Der Dienstälteste Musiker im Kollektiv und sein Leben:
Blockflöte auf dem schwäbischen Lande, dann Knabenchor im Gymnasium Bamberg, nach dem Stimmbruch Geige & Bratsche ebendort. Nachdem sein Opa ihm die Beatles schmackhaft gemacht hatte, kaufte er sich eine Schlaggitarre und übte für sich. Dann Gründung einer Band mit ein paar Kumpels, beim 2. Gig gnadenlos aus dem Saal gepfiffen. Einstieg in die Free-Rock-Formation "Enemy of Atomics" als Bassist. Sein Vater verließ entsetzt ein Konzert und kam nie wieder auf eines.
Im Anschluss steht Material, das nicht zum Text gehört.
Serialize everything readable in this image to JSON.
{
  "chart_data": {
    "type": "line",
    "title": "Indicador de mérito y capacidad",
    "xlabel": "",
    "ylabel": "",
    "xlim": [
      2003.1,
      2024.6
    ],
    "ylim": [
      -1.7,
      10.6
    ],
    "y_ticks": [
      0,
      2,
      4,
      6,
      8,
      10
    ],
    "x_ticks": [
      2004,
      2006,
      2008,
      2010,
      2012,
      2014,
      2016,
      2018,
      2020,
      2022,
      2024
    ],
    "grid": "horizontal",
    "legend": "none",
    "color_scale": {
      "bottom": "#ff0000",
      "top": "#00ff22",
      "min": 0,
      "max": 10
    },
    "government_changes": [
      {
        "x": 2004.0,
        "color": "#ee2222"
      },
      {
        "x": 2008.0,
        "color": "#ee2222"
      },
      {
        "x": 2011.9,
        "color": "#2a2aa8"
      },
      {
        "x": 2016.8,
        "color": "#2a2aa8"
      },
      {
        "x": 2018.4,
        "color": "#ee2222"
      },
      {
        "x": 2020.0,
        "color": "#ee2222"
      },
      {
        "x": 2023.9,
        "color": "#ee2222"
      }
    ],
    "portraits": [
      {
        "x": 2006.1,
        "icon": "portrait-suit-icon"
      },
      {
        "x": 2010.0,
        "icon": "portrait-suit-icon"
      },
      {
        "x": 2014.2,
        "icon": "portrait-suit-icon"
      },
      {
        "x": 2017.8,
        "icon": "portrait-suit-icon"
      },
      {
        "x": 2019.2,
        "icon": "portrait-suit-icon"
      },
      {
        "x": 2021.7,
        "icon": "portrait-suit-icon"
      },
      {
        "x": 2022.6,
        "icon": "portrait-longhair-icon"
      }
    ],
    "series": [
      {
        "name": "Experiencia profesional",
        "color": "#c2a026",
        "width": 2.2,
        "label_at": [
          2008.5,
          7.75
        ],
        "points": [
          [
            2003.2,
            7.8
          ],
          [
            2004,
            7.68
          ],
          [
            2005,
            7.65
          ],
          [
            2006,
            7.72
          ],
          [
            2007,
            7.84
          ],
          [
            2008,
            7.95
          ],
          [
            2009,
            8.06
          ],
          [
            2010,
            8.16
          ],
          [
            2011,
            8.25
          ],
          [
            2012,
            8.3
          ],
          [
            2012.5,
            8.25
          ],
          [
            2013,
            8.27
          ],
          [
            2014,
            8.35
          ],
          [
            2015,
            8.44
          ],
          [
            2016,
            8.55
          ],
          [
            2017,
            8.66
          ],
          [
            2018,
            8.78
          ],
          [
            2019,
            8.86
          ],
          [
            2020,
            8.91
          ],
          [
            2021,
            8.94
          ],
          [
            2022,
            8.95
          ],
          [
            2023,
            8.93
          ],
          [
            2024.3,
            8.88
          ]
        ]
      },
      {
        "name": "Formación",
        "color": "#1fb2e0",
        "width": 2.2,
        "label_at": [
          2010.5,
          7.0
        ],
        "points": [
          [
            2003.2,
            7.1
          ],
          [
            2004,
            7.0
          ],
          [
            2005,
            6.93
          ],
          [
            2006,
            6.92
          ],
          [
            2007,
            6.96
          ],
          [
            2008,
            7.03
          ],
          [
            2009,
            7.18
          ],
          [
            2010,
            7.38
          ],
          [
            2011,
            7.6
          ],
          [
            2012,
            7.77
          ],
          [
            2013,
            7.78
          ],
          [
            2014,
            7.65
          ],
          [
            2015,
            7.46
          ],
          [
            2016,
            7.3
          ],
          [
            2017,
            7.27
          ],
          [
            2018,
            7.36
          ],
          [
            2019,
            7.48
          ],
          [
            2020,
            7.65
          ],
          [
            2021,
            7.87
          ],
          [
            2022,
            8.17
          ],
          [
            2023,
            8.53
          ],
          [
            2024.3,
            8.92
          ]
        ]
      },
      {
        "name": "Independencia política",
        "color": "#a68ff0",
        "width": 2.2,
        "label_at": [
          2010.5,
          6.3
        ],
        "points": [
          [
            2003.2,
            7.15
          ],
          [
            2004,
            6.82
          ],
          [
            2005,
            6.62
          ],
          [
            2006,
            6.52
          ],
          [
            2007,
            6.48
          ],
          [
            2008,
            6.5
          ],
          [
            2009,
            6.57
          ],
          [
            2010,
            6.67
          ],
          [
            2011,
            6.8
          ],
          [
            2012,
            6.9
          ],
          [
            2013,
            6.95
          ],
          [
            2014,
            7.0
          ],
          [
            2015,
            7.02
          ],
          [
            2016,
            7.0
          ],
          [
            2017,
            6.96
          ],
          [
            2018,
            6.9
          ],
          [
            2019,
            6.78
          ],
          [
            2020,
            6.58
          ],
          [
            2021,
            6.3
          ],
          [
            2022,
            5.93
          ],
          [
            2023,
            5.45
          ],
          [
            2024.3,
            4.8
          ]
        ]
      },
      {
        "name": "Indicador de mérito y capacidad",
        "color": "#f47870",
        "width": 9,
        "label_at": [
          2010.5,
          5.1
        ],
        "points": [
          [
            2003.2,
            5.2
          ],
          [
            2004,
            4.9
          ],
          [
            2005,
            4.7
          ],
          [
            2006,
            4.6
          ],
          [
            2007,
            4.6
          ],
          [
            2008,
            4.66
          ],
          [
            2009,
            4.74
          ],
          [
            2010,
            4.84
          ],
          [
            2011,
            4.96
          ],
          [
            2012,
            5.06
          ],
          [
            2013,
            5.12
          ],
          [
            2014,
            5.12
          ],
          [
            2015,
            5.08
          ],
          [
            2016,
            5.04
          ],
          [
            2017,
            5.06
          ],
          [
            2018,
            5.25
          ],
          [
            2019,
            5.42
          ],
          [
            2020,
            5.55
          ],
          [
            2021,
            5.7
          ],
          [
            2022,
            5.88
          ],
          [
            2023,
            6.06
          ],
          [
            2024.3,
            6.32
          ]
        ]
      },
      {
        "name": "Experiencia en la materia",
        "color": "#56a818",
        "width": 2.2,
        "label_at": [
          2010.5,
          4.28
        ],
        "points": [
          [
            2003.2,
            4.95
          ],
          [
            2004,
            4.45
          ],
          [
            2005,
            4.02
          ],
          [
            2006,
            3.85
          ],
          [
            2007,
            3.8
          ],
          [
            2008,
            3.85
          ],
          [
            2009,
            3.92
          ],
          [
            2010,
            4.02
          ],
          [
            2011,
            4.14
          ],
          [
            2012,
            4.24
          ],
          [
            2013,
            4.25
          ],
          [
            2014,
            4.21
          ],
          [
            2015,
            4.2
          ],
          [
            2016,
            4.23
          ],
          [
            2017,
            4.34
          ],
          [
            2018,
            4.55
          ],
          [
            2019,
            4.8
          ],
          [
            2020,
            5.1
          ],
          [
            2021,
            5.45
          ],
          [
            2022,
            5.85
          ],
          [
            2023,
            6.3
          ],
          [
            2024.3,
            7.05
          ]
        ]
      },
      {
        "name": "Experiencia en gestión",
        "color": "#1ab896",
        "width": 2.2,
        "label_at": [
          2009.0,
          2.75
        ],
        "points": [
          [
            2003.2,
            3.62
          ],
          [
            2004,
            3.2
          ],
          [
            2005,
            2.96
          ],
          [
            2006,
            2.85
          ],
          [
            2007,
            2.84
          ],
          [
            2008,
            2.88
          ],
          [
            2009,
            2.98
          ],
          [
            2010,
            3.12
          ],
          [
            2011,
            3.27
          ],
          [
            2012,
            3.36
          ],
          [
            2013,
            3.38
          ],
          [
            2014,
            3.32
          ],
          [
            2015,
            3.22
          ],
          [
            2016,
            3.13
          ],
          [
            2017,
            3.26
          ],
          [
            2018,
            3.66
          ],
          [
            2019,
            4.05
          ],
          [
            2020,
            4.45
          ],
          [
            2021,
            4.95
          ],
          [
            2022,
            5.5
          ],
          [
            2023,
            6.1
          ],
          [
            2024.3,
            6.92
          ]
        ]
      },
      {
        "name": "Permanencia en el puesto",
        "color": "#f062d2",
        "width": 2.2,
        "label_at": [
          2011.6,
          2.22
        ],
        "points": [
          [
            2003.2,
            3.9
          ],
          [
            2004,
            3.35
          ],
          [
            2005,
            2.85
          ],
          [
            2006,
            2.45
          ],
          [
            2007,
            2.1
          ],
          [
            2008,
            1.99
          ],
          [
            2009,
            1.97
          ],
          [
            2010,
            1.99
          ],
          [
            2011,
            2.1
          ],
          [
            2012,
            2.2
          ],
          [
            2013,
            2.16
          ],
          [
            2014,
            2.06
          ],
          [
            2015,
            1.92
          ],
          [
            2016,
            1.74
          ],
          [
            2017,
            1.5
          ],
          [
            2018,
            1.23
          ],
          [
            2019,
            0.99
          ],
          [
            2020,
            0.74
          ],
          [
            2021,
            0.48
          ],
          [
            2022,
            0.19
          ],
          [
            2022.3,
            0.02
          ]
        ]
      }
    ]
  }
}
Dann als Bassist in einer Tanz/Rockband, Auftritte in den amerikanischen Kasernen vor den einsamen d.h. frauenlosen Gis.Nach dem Abi Studium der Sinologie/ Japanologie/ Neuere Geschichte/ Politische Wissenschaften in Erlangen und München. Während dieser Zeit Gitarrist für Arbeiterlieder, später für Rock'n'Roll (Little Richard etc.). Nach dem Studienabschluss kein Job und die Frage: was jetzt? Antwort: Jazz studieren, der Rock ging ihm auf den Keks. Ab dem 2. Semester Hauptinstrument Posaune. Bands: "Straight Ahead", "Trombone Coup" "Bradatsch" , "Choo Choo Aero Big Band" (z.B. Ska), "Cats On Cue" (Gershwin-Programm z.B. Philharmonie Berlin, normales Programm)"On Cue Big Band" (1. Posaune)"Soul Chicken" und andere Formationen. Einige Jahre Folter im Bierzelt (Wasen Bad Cannstatt, Schäferlauf, Dom in Hamburg, Festa de la Birra Italien etc). Arrangeur und Komponist für genannte Formationen und das "Toni Eichler Archestra". Performance mit anderen Musikern und einer Malerin. Platten mit "No Distance", "On Cue Big Band"
... bei so viel geballter Kompetenz konnte Superskank einfach nicht nein sagen!